Chancellor Gora Aims High

J.P. Goodwin

“We need to stop discussing conditions and start making some decisions about how we’re going to change things and do things differently,” said University of Massachusetts Boston Chancellor Jo Ann Gora. And if a recent interview with the new chancellor is any indication, Gora’s already started making some of those decisions and contemplating some of those changes.

During a Q&A session with the Mass Media, Gora touched on a number of issues — ranging from on-campus housing, to prioritizing facilities issues, to enhancing communication between the UMass Boston administration and the entire student body.

“I’m for it [residential housing on campus]. I think it really will simply enhance the opportunities for students. I don’t see it as changing the mission of the institution. We have 13 thousand students. If we offer housing for 2,000 students that’s not going to change our mission,” explained Gora. “It would give students who want to come to UMass another opportunity.” Asked which students would get the housing, Gora said, “Initially, it’s something we would have to discuss and I would listen to the advice of different constituencies. Essentially, this would be something that students who had demonstrated the ability to succeed at the university would have made available to them, and we would want to use the housing to help attract and enlarge our Honors Program, for example. At this point I’m open to a lot of suggestions on that idea.”

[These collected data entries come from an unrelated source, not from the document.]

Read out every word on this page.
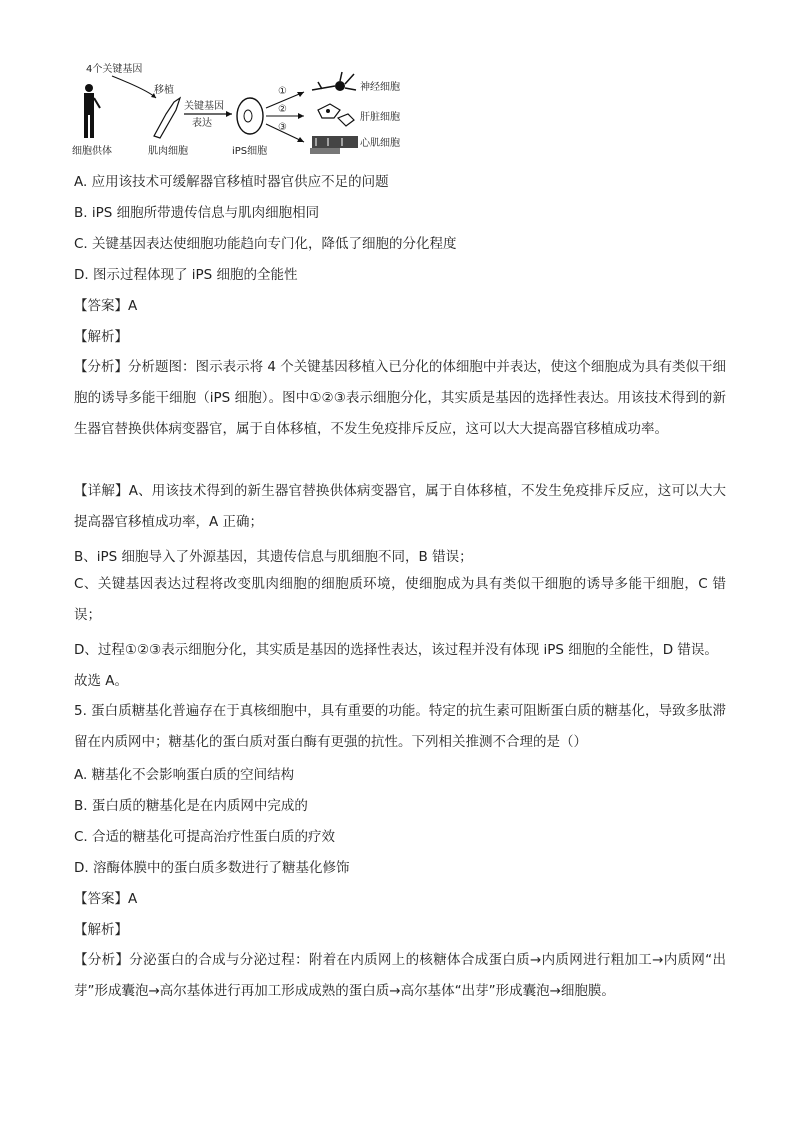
4个关键基因
移植
关键基因
表达
①
②
③
神经细胞
肝脏细胞
心肌细胞
细胞供体	肌肉细胞	iPS细胞
A. 应用该技术可缓解器官移植时器官供应不足的问题
B. iPS 细胞所带遗传信息与肌肉细胞相同
C. 关键基因表达使细胞功能趋向专门化，降低了细胞的分化程度
D. 图示过程体现了 iPS 细胞的全能性
【答案】A
【解析】
【分析】分析题图：图示表示将 4 个关键基因移植入已分化的体细胞中并表达，使这个细胞成为具有类似干细胞的诱导多能干细胞（iPS 细胞）。图中①②③表示细胞分化，其实质是基因的选择性表达。用该技术得到的新生器官替换供体病变器官，属于自体移植，不发生免疫排斥反应，这可以大大提高器官移植成功率。
【详解】A、用该技术得到的新生器官替换供体病变器官，属于自体移植，不发生免疫排斥反应，这可以大大提高器官移植成功率，A 正确；
B、iPS 细胞导入了外源基因，其遗传信息与肌细胞不同，B 错误；
C、关键基因表达过程将改变肌肉细胞的细胞质环境，使细胞成为具有类似干细胞的诱导多能干细胞，C 错误；
D、过程①②③表示细胞分化，其实质是基因的选择性表达，该过程并没有体现 iPS 细胞的全能性，D 错误。
故选 A。
5. 蛋白质糖基化普遍存在于真核细胞中，具有重要的功能。特定的抗生素可阻断蛋白质的糖基化，导致多肽滞留在内质网中；糖基化的蛋白质对蛋白酶有更强的抗性。下列相关推测不合理的是（）
A. 糖基化不会影响蛋白质的空间结构
B. 蛋白质的糖基化是在内质网中完成的
C. 合适的糖基化可提高治疗性蛋白质的疗效
D. 溶酶体膜中的蛋白质多数进行了糖基化修饰
【答案】A
【解析】
【分析】分泌蛋白的合成与分泌过程：附着在内质网上的核糖体合成蛋白质→内质网进行粗加工→内质网“出芽”形成囊泡→高尔基体进行再加工形成成熟的蛋白质→高尔基体“出芽”形成囊泡→细胞膜。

The chancellor stated that she was “pledged to improving the quality of the physical space.” After noting that “we have inspiring students, we have educated faculty, we have concerned and conscientious staff, and we have a tremendous number of things to be proud of,” Gora said, “What gets in the way sometimes of telling that story is people’s concern about the facilities. … I know that it affects everyone’s morale, and it’s not any easy task here because there are a lot of structural issues. There’s a lot of complex engineering projects that may not affect the appearance of things so much that people notice them, but that need to be done. We have to attend to those kind of important structural issues while at the same time we pay attention to more mundane things like making sure the hallways are painted and the catwalks are clean and that they don’t leak, but when we fix them, nobody is going to sing “Hallelujah” because they shouldn’t have leaked in the first place.”

Told that the library was unable to buy any new circulating books last fiscal year, Gora said, “Certainly, the library needs additional support. We need to see whether we can find the funds to do that. I find that astonishing that they didn’t have the funds to buy one additional book last year. I find that astonishing. That’s incredible.” She added that she’d met with Sharon Bostick [the library director] and agreed that the library needed additional resources. “But we have to figure out where to get those resources.”

The issue of resources was a consistent theme from Gora, whether it was the library issue, parking fees, or student services.

“I know that we have significant costs. The problem is that we are under-funded. All the things we want to do, we could do tomorrow. We’re not struggling over deciding to do things, we’re struggling over how to pay for them. Give us the money, and we can address all these issues. Students don’t want an increase in fees, but they want the university to increase services. Unfortunately, it’s fees that provide the funds for these services.”

Asked about communication, or lack of communication, between the students and the UMass Boston administration, Gora stated, “I’m glad you asked that. Once the school year starts, I want to meet with all the student leadership groups. And I want to meet with simply students. I’ve met with Dean Janey to figure out ways to meet with small groups of students. I said she could come up with some sort of lottery system for lunch with the chancellor.”

She added, “The reason I want to meet with students is I want to ask them what’s their experience of UMass Boston. What are they going to tell their friends about UMass Boston? What’s the good news you’re going to tell them? What’s the bad news you’re going to tell them? What do they treasure about their experience?”